Ibunda Ella, Rosamund Adoo-Kissi-Debrah, bekerja tanpa lelah untuk mengungkap fakta di balik kematian putrinya.

“Kecuali jika orang tua atau wali/penanggung jawab seseorang … sangat gigih, seperti ibu Ella dalam kasus ini, saya pikir keputusan macam itu sangat tidak mungkin.

“Saya tidak berpikir seorang dokter akan merasa cukup percaya diri dalam menulis sertifikat kematian dengan polusi udara sebagai faktor penyebab, meskipun keputusan dalam kasus Ella membuka lebih banyak kemungkinan bagi mereka. “

Ia menambahkan, “Membangun keterkaitan kasus Ella dalam kasus lain akan sangat sulit.”

Tetapi Profesor Harrison mengatakan bahwa, sekarang, pemerintah Inggris tidak bisa “berpaling dan mengatakan itu hanyalah angka-angka”.

Ditanya apakah putusan ini hanya relevan untuk orang dengan asma separah Ella, Prof Jonathan Grigg, salah satu saksi ahli dalam kasus ini, berkata,

“Buktinya bukan itu … sebenarnya, bukti yang kita tahu tentang serangan asma, kematian asma, penyebab asma, adalah untuk seluruh kombinasi penyakit itu.

“Anda tidak harus memiliki varian khusus itu. Hal tersebut menunjukkan bahwa perubahan kecil memiliki efek bola salju ini. “

Ia mengatakan kepada BBC News bahwa kematian akibat asma jarang terjadi.

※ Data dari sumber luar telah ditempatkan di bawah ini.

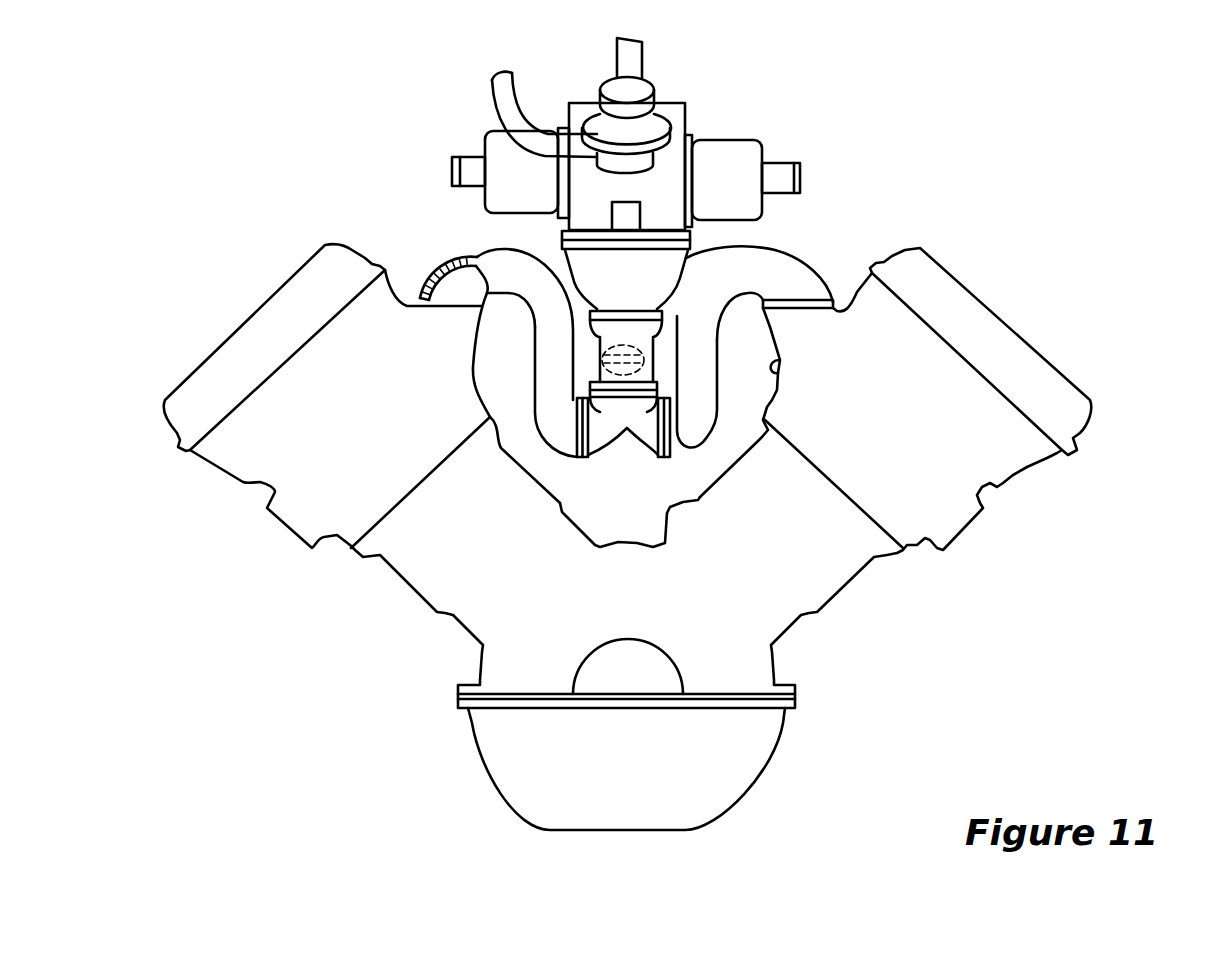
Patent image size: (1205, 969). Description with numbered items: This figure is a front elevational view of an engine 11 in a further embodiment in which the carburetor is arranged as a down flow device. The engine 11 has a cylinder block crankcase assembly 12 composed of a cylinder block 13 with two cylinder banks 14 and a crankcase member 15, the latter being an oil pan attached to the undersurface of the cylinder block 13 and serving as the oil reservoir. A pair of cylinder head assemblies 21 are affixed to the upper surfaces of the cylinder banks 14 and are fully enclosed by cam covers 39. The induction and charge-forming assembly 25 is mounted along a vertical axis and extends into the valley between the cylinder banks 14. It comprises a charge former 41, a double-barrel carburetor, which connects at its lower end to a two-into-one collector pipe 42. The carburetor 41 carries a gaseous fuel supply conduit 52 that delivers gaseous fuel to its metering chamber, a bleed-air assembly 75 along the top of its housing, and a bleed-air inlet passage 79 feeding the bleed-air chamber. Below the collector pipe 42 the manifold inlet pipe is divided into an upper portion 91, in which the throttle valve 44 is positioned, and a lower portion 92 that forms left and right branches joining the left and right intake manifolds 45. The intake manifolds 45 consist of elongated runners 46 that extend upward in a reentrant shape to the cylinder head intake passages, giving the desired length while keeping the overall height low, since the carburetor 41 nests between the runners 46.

The engine 11 is at (852, 117).
The cylinder block crankcase assembly 12 is at (786, 663).
The cylinder block 13 is at (623, 545).
The cylinder banks 14 is at (407, 585).
The crankcase member 15 is at (775, 752).
The cylinder head assemblies 21 is at (475, 360).
The induction and charge-forming assembly 25 is at (568, 49).
The cam covers 39 is at (280, 289).
The charge former 41 is at (717, 123).
The collector pipe 42 is at (703, 258).
The throttle valve 44 is at (600, 363).
The intake manifolds 45 is at (545, 483).
The runners 46 is at (437, 272).
The gaseous fuel supply conduit 52 is at (645, 56).
The bleed-air assembly 75 is at (640, 92).
The bleed-air inlet passage 79 is at (493, 100).
The upper portion of intake manifold inlet pipe 91 is at (600, 358).
The lower portion of intake manifold inlet pipe 92 is at (638, 452).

Tapi sekarang, bagi individu yang tinggal di zona yang diketahui memiliki polusi udara tinggi “akan sulit untuk mengatakan bahwa polusi udara tidak berpengaruh”, katanya.

Proff Grig menambahkan, “Anda tidak perlu melakukan diskusi yang begitu mendetail. Apa yang akan terjadi [adalah] berbagai pihak akan jauh lebih bisa menerima untuk mendiskusikan hal ini.”